大名:野村万之介 太郎冠者:竹山悠樹 主人:深田博治 後見:岡 聡史

『六地蔵』
 地蔵堂を作った田舎者が肝心の地蔵がないので都に仏師を探しに行くと、そこですっぱ(詐欺師)に出会います。自分が仏師であり、明日の今頃までに地蔵を六体作ろうと田舎物と約束して別れます。しかし、もちろん仏像など作ることができないすっぱは3人の仲間に頼み、地蔵に化けてもらい、お金をもらってから逃げようと考えます。
 6体なくてはならないのに、3人が地蔵に化けなくてはならず、あちらで3人が化け、急いで移動してまた別の地蔵に化け・・・。能舞台一杯使った楽しいお話しです。3人のすっぱが地蔵ポーズをするのですが、段々違うポーズになっちゃったり、すっぱ(万作さん)が慌てる様子とか面白いですね。

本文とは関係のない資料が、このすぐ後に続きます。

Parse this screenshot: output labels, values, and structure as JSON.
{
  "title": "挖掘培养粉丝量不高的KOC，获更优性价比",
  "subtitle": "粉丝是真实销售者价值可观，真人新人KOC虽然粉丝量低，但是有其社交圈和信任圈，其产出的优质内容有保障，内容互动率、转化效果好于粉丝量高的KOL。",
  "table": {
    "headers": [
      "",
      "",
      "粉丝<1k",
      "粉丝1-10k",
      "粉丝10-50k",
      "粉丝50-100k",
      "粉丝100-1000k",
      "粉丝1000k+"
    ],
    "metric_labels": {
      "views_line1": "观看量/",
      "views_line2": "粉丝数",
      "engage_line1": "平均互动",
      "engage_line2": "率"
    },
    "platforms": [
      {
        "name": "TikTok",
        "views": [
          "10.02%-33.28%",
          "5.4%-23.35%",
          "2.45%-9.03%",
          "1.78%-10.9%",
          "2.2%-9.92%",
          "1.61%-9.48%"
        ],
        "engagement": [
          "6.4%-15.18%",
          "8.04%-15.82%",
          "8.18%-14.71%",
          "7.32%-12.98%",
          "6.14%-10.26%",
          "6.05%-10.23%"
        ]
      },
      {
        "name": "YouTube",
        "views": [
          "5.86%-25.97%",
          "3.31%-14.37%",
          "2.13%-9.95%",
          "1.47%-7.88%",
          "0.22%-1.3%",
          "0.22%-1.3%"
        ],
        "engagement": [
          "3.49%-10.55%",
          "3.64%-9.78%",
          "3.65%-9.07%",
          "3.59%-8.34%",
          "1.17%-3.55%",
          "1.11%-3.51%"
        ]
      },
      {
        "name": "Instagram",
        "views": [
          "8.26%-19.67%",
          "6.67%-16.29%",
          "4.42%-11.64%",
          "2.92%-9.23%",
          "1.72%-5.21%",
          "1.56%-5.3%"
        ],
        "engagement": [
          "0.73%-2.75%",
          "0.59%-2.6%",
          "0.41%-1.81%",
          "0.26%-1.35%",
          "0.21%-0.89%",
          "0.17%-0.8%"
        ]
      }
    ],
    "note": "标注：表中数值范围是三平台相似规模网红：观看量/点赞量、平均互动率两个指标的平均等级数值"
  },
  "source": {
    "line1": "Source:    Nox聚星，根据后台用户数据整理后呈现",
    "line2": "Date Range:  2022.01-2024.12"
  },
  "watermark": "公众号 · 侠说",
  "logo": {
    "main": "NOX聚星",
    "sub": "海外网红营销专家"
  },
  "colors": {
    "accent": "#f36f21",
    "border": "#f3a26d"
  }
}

すっぱ:野村万作 田舎者:石田幸雄 すっぱ仲間:月咲晴夫、高野和憲、岡 聡史 
後見;深田博治

 
 狂言のみの会に出かけるのは一昨年の茂山狂言以来で久しぶりでした。最近はずっと「お能」メインの会の「狂言」を楽しんでいましたので。この1週間、いろいろな事情で寝不足続きだったり仕事を終えてからの観劇で、正直ウトウトしちゃったところもありました(^^;。が、久しぶりに万作さんの狂言を楽しむことができました。萬斎さんの狂言も好きですけれど、やっぱりまだまだ・・・お父様の狂言の方が好きです~(笑)
 この日が狂言が初めてという方もこれがきっかけで少しでもファンになってくれたり、敷居が低くなったと感じてくださる方が増えれば幸いです!私も、いつまでも避けていないで、機会があればまた能楽堂へ足を運びたいと思います。